Cahill & Redman v. Great Northern Ry. Co.

Decision Date05 February 1918
Docket Number4186. [*]
Citation166 N.W. 306,40 S.D. 55
PartiesCAHILL & REDMAN et al. v. GREAT NORTHERN RY. CO.
CourtSouth Dakota Supreme Court

Appeal from Circuit Court, Minnehaha County; Joseph W. Jones, Judge.

The Board of Railroad Commissioners, at the instance of Cahill & Redman, ordered that the Great Northern Railway Company, a corporation, put into operation at a station a stockyards scale, and from the judgment of the circuit court, reversing the order of the Board, the State appeals. Order affirmed.

Oliver E. Sweet, Asst. Atty. Gen., for the State.

Aikens & Judge, of Sioux Falls, for respondent.

SMITH J.

The Board of Railroad Commissioners made an order:

"That the Great Northern Railway Company construct and put in operation at its stockyards at its station at Albee in Grant county, in this state, not later than April 15 1916, a four-ton Fairbanks-Morse stockyards scale, in such manner as to permit of the weighing of local stock loaded into and unloaded from cars at that station, as well as the weighing of stock received into the stockyards at Albee."

The Great Northern Railroad appealed from this order to the circuit court of Minnehaha county, and that court, upon review of the evidence and proceedings before the Board of Railroad Commissioners, found as matter of fact that a scale at the stockyards at Albee was not a facility necessary for the convenience and accommodation of the public; that shipments of local stock from said station are made and freight charges thereon computed upon a basis not requiring the use of stockyard scales at said station; that live stock so shipped and loaded into cars is subject to tariff minimum weights, and is weighed upon track scales at the terminal market, and that the weight so ascertained is the basis upon which freight charges are computed; that stockyard scales at the town of Albee is not an instrumentality of shipment or carriage, and is not included in "transportation," and is not a facility for receiving, forwarding, or delivering property by the common carrier to and from its lines, or other lines and places connected therewith; that such scales would be useful and would be used only for the purpose of facilitating the consummation of business transactions between buyers and sellers of local stock, and would not be used at the station of Albee as the basis of weight for ascertaining or computing freight charges for transportation, or for any purpose connected with transportation of such property by the defendant; that carload lots of stock are always shipped subject to tariff minimum carload rates, and that weighing at terminal or other points en route is for the purpose only of ascertaining the excess of the load over minimum weight, upon which excess freight charges are computed to be added to the minimum carload rate.

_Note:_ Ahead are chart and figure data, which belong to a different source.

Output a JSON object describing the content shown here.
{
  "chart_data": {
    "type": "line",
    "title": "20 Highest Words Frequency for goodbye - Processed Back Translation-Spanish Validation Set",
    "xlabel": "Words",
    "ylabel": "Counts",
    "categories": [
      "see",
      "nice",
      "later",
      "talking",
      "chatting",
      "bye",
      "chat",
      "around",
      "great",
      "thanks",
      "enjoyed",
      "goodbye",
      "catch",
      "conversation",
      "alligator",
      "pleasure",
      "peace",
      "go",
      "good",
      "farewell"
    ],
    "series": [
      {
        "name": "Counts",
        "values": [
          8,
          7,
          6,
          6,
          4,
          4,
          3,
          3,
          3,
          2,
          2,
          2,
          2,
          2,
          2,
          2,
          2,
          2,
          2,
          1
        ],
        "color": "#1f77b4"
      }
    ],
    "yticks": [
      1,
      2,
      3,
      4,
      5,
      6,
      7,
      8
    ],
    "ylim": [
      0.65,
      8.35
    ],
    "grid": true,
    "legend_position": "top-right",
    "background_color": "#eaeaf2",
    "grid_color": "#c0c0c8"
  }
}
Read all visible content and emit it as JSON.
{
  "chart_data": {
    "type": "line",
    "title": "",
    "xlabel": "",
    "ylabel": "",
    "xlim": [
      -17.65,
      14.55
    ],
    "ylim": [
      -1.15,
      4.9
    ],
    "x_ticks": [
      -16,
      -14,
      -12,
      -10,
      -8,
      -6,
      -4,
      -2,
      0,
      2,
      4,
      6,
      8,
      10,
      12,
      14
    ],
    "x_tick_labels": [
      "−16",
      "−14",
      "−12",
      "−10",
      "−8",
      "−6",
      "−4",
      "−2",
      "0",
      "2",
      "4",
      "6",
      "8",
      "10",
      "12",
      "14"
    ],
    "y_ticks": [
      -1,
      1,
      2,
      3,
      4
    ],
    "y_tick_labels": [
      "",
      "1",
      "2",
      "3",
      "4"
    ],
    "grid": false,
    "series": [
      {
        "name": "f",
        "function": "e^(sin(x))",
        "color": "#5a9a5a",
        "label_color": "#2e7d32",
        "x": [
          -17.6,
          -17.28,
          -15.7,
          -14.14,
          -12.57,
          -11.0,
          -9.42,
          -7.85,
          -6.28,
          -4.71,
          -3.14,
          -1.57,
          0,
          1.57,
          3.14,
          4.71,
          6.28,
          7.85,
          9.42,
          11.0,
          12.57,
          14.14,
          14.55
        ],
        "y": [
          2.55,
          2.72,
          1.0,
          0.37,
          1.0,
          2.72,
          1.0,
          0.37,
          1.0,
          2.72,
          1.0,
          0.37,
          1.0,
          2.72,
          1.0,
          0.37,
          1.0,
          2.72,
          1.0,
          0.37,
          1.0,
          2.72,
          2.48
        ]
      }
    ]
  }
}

The following facts, although not included in the express findings of the Board of Railroad Commissioners, or in the findings of the trial court, are shown by undisputed evidence in the record, viz.: From May, 1912, to April, 1915 inclusive, only 56 carloads of stock were shipped from the town of Albee to terminal points outside of the state, and during the same period not a single carload shipment was made to any point in South Dakota; also that in the same period only two shipments of single animals were made to a point in South Dakota.

As a conclusion of law the court found that the enforcement of the order would not be justified by public necessities which defendant could lawfully be compelled to meet, and would constitute an arbitrary and unreasonable taking of defendant's property. Thereupon judgment was entered, reversing the order of the Board of Railroad Commissioners, and the matter is before us upon appeal from the findings, conclusion, and judgment of the circuit court.

Appellant relies upon two propositions: First, that local buyers and sellers of live stock have the right to demand the installation of stockyard scales for their own convenience in buying live stock; and, second, that it is the duty of the carrier to furnish the shipper such facilities as will enable him to avoid underloading cars where the rate is fixed upon minimum loads, and to ascertain the cost of shipping stock in a car in excess of the minimum carload weight. The fallacy of the first proposition is so clear that discussion would be idle. The carrier owes no duty to the local buyer or seller of live stock until the stock is tendered at the stockyards for shipment. New Mexico Wool Growers' Ass'n v. Atchison, T. & S. F. R. R. Co., 20 N.M. 33, 145 P. 1077; McDonald v. Pittsburgh, C., C. & St. L. R. Co., P. U. R. 1916E, 801.